My parade swept past him and up the stairs to the third floor. I opened the door to Nadia’s place with my picklocks, then knocked on Urbanke’s. Petra stood in Nadia’s doorway, watching. Mitch and Peppy were behind her, trying to push between her legs. When Urbanke didn’t answer his door, Jepson began kicking it, and Mitch started to bark. In about thirty seconds, we’d drawn a crowd, people from two of the other apartments on the floor and a woman bending over the railing on the fourth floor.
“No dogs allowed in here.” “Who are they? Someone call the cops.” “Call the police and let them rob us in our beds? Call the building management.” “The building management? Don’t be insane—they still haven’t fixed my broken window.” “Because you’re three months behind on—”
“Mr. Urbanke has been really helpful in looking after my niece’s home since Nadia was murdered.” I cut into the flow. He has a key to her apartment, he took her cat. But he also took some of her other things—I’m sure for safekeeping! Security is terrible in this building, and he didn’t want anyone to steal her jewelry.
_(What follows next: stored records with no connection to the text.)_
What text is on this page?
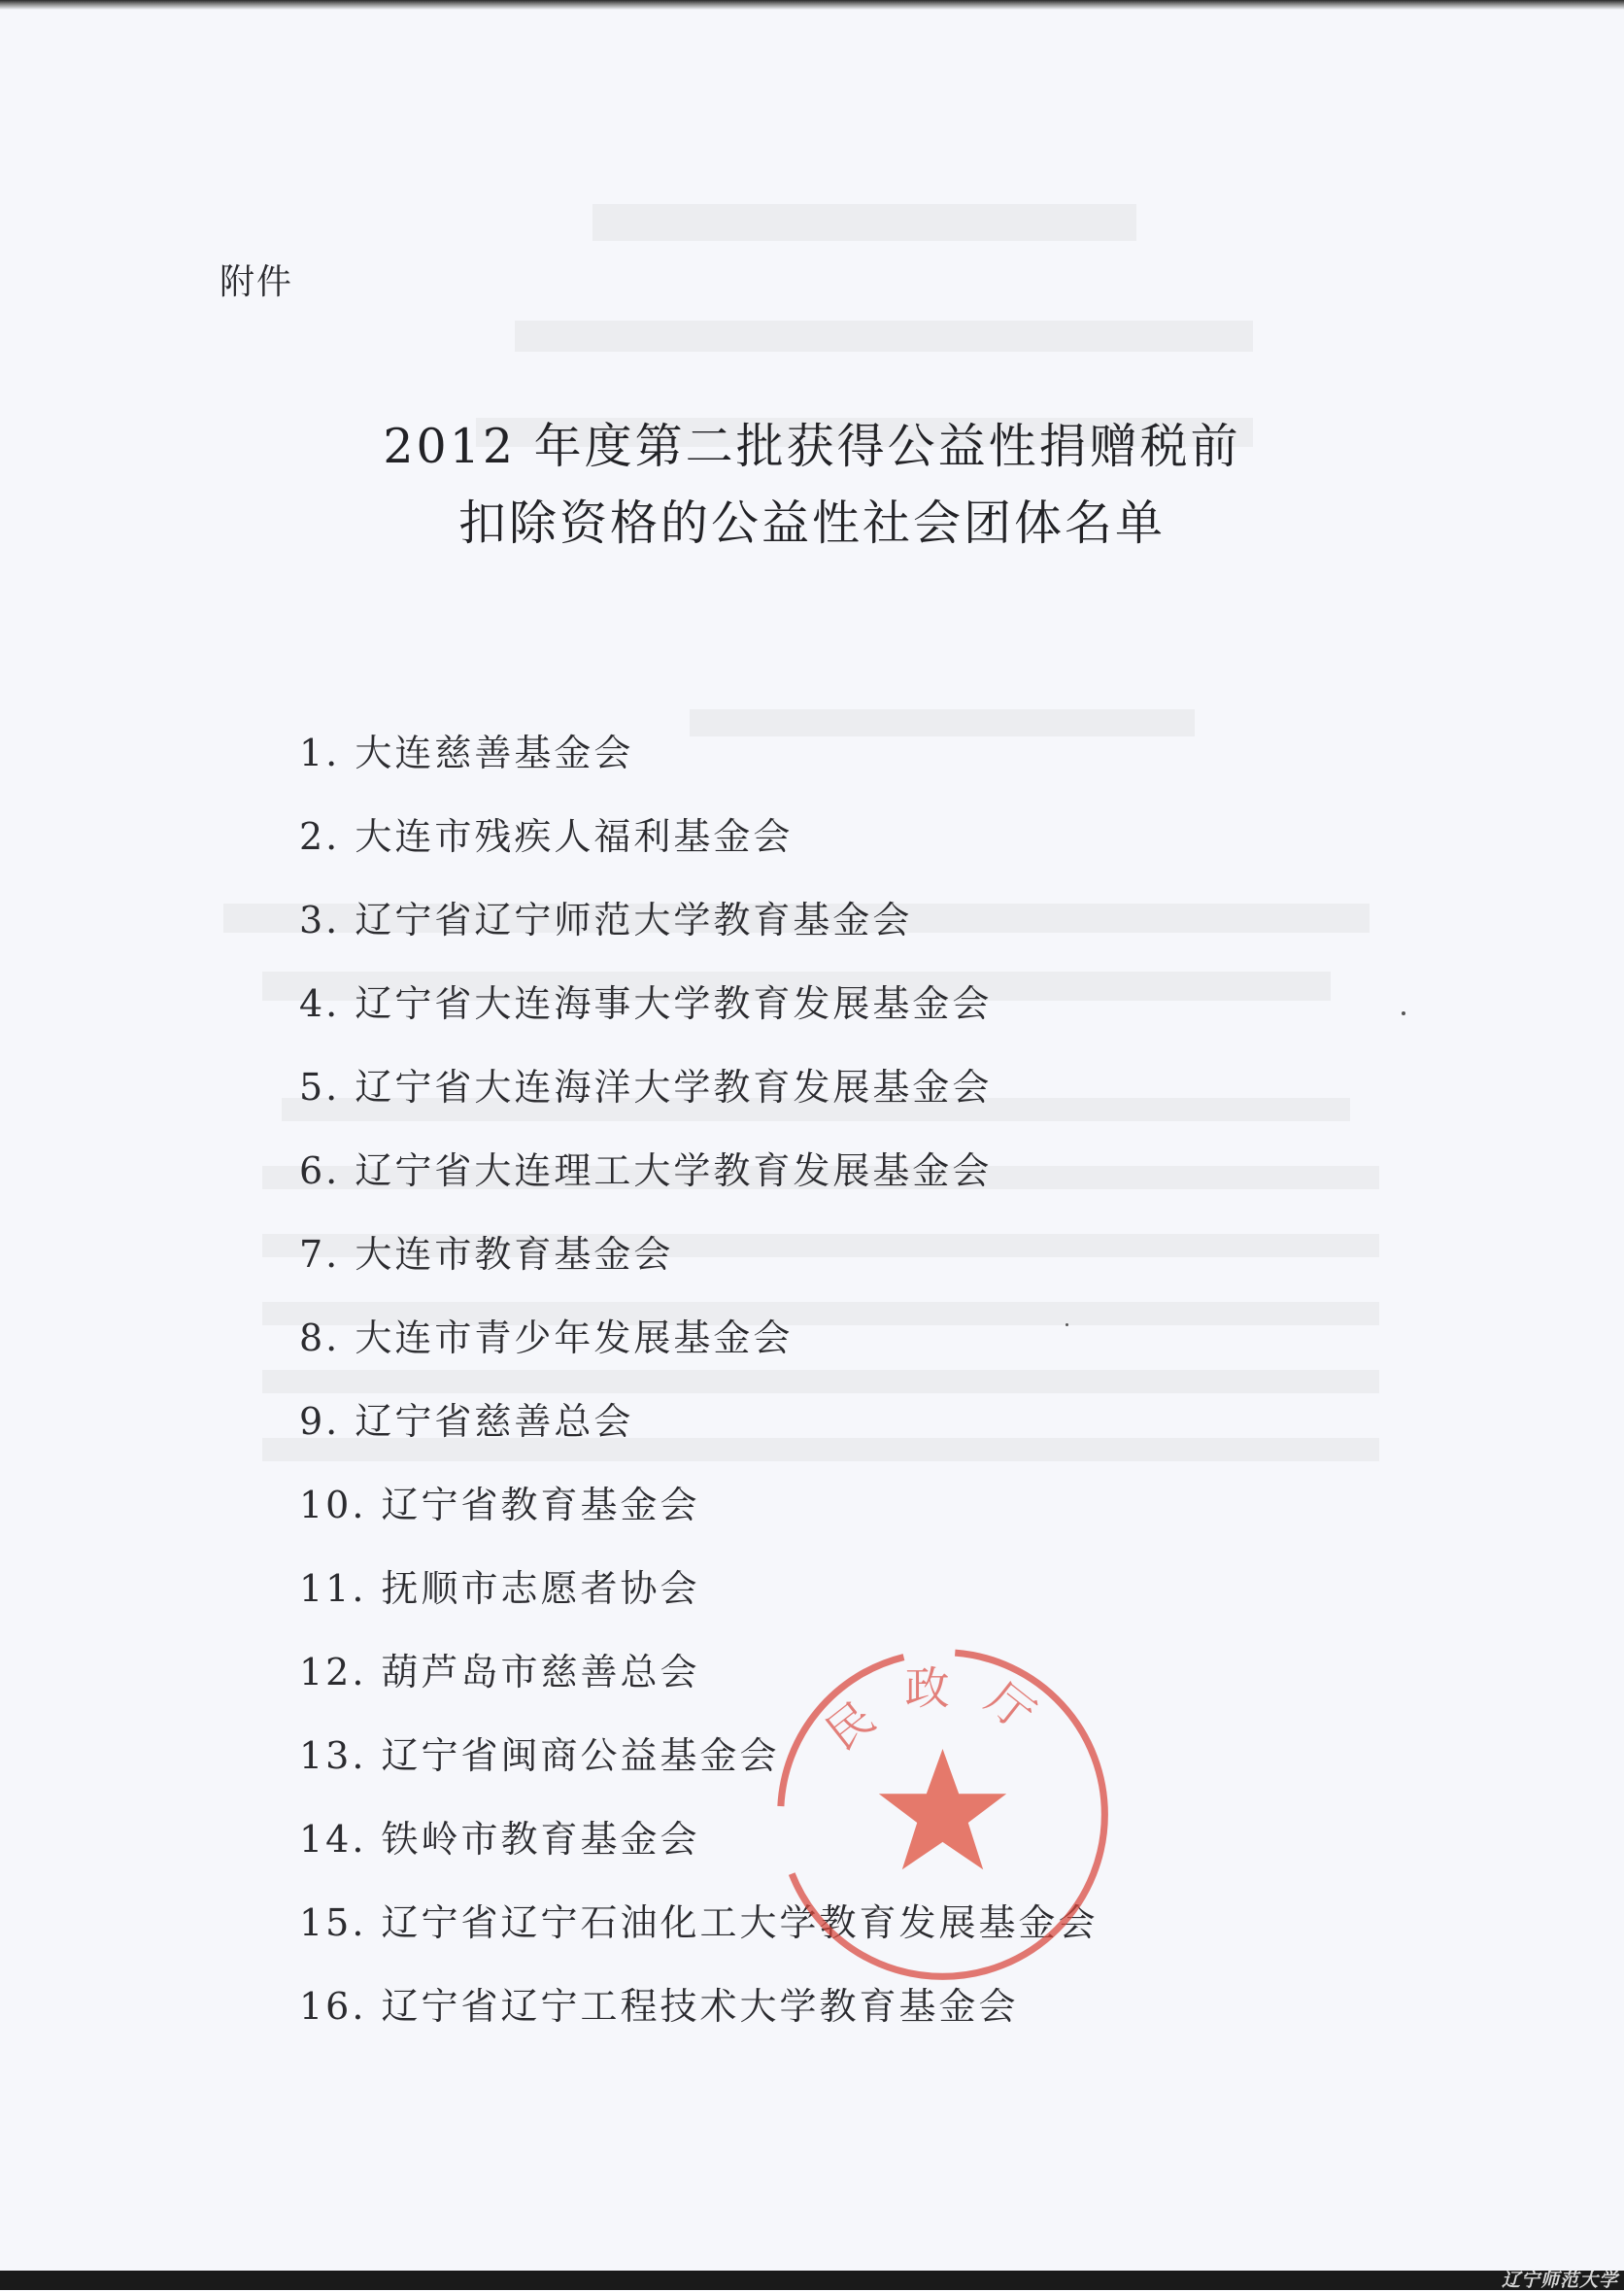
附件
2012 年度第二批获得公益性捐赠税前
扣除资格的公益性社会团体名单
1. 大连慈善基金会
2. 大连市残疾人福利基金会
3. 辽宁省辽宁师范大学教育基金会
4. 辽宁省大连海事大学教育发展基金会
5. 辽宁省大连海洋大学教育发展基金会
6. 辽宁省大连理工大学教育发展基金会
7. 大连市教育基金会
8. 大连市青少年发展基金会
9. 辽宁省慈善总会
10. 辽宁省教育基金会
11. 抚顺市志愿者协会
12. 葫芦岛市慈善总会
13. 辽宁省闽商公益基金会
14. 铁岭市教育基金会
15. 辽宁省辽宁石油化工大学教育发展基金会
16. 辽宁省辽宁工程技术大学教育基金会
民政厅
辽宁师范大学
But I need to get it back to give to my sister. Nadia’s mother is so overcome with grief, she can’t come herself. So she asked me to stop by and collect her jewelry.”
“That’s a lie!” Urbanke had opened his door just enough that we could see his nose and mouth. “She’s no aunt. She was going through Nadia’s apartment herself, pretending to be a detective.”
“I saw you go into the girl’s apartment the day after she died,” a woman on the upper landing said to Urbanke, fortunately not to me. “Poor Nadia, you were always looking at her like—like this dog here looking at a bone.” She pointed at Mitch, who had pushed past my cousin and was nosing around the crack in Urbanke’s door. “And then she’s barely dead, and you let yourself into her place. How you even got a key to her door, that’s what I want to know.”